ALAMEDA, Calif. -- If nothing else, Jon Gruden is an old football soul who cut his coaching teeth in a different era. His first head-coaching job came at the tender age of 34 in 1998 with the Oakland Raiders so, yeah, Gruden is sensitive to the Raiders' current lot in his second stint with the franchise.
The Raiders' 2018 home finale, a Christmas Eve affair against the rival Denver Broncos, might be the final Raiders game ever played in Oakland after the city announced its plans last week to file a federal lawsuit against the team and league over the move to Las Vegas in 2020. A day later, the Raiders pulled their offer to pay $7.5 million in rent for one last season in 2019 at the Oakland Coliseum off the table.
"Just raging in the Black Hole," Gruden said Monday in his weekly media conference, when asked about Coliseum memories. "Rocking and raging down there after the Steeler game [last week], after a lot of wins over the years. Seeing a lot of the old highlights of great Raider teams, I get excited. I get emotional about it, and hopefully we get it all resolved so we can continue to play there."
The Coliseum has served as the Raiders' home from 1966 through 1981, and again from 1995 through today (the Raiders were in Los Angeles from 1982 to 1994).
"It's a real football stadium," Gruden said. "It's dirt, grass, it's got tradition. It's where some of the best games in the history of football have been played. It's where some of the best players in the history of the world have played football games.
"You're walking around before the Steeler game and you see Franco Harris and Lester Hayes and you think about some of the battles they had in that place. Reggie Jackson, lighting the [Al Davis] Torch. I mean, there are a lot of things that have happened in that stadium and, uh, next question. I don't want to start crying about a stadium."
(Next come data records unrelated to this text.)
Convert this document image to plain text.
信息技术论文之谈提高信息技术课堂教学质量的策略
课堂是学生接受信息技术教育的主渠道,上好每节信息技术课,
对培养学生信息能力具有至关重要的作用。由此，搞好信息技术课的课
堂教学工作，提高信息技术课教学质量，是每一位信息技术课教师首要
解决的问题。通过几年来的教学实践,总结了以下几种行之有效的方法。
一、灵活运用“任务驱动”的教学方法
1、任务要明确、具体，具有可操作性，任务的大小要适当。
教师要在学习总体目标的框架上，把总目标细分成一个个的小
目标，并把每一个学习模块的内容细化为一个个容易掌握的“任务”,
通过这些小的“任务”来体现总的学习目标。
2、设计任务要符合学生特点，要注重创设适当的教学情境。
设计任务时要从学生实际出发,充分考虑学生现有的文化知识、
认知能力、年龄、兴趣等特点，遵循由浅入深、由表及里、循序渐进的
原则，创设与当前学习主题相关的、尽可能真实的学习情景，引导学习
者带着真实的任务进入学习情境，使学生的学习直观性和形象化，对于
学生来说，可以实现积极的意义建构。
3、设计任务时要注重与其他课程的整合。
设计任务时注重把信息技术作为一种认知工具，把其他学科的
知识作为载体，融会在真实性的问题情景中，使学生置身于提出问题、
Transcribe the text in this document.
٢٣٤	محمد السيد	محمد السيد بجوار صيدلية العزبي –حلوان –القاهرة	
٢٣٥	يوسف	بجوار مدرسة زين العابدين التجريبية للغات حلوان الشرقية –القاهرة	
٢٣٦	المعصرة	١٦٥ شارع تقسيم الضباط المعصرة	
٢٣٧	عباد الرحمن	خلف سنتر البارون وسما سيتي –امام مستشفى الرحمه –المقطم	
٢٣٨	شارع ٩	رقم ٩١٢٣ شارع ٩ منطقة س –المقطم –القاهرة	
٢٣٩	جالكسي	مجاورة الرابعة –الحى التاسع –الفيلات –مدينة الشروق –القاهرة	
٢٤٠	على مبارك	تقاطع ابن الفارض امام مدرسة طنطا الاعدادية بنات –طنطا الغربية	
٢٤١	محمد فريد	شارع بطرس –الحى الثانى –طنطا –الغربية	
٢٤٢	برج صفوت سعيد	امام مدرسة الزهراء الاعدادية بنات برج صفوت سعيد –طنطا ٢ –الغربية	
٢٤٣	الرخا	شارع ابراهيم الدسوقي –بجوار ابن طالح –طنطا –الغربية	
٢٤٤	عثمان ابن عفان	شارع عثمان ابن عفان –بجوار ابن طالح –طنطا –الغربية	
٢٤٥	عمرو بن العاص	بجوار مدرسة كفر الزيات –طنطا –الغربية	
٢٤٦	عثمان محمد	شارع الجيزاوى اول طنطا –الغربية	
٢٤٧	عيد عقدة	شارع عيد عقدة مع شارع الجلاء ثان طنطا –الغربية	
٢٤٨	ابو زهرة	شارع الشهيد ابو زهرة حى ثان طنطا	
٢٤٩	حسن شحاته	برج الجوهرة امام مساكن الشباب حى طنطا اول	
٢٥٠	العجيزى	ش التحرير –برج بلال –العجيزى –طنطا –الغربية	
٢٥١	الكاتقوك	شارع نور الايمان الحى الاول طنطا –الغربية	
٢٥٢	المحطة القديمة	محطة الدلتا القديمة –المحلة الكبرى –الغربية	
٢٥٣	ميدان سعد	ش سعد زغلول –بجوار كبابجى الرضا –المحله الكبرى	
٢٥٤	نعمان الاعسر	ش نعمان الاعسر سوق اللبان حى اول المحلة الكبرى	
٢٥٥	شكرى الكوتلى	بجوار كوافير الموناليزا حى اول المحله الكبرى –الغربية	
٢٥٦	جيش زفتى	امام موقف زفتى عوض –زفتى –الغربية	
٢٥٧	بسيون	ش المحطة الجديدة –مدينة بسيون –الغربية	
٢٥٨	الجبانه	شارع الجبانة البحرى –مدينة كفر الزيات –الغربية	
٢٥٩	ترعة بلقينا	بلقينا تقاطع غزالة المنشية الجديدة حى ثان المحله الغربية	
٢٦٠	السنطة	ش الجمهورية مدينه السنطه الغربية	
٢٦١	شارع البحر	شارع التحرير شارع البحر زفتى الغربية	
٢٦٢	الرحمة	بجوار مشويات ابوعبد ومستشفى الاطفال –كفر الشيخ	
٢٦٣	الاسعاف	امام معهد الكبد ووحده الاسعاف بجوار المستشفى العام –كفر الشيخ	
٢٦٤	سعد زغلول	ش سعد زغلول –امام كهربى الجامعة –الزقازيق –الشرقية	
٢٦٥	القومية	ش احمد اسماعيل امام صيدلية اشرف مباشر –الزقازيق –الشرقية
True, the Coliseum, which opened in 1966 and remains the lone stadium in the NFL also used by a major league baseball team, the Oakland Athletics, has sewage issues. And rodent problems (a skunk met his fate on the concourse after the home opener and two dead mice were found in the press box soda machine after the Steelers game).
But on-the-field memories are what keep Gruden going. He recalled the famous Sea of Hands game from the 1974 playoffs in Oakland, when a falling-down Ken Stabler hit Clarence Davis in the end zone to beat the Miami Dolphins.
Gruden also talked of sitting in old Texas Stadium in its last season of 2008, as head coach of the Tampa Bay Buccaneers.
"I remember sitting in the locker room, looking around and thinking, 'Man, there were some real good coaches and players that played in here,'" Gruden said. "I like the old stadiums. I like the traditional joints, to be honest with you. But I'm also excited about the future of the Raiders. Who are we kidding? It's a sentimental time.
"Maybe the night before the [Broncos] game we'll sauce up a video for the guys, get them a true respect of where they're playing again."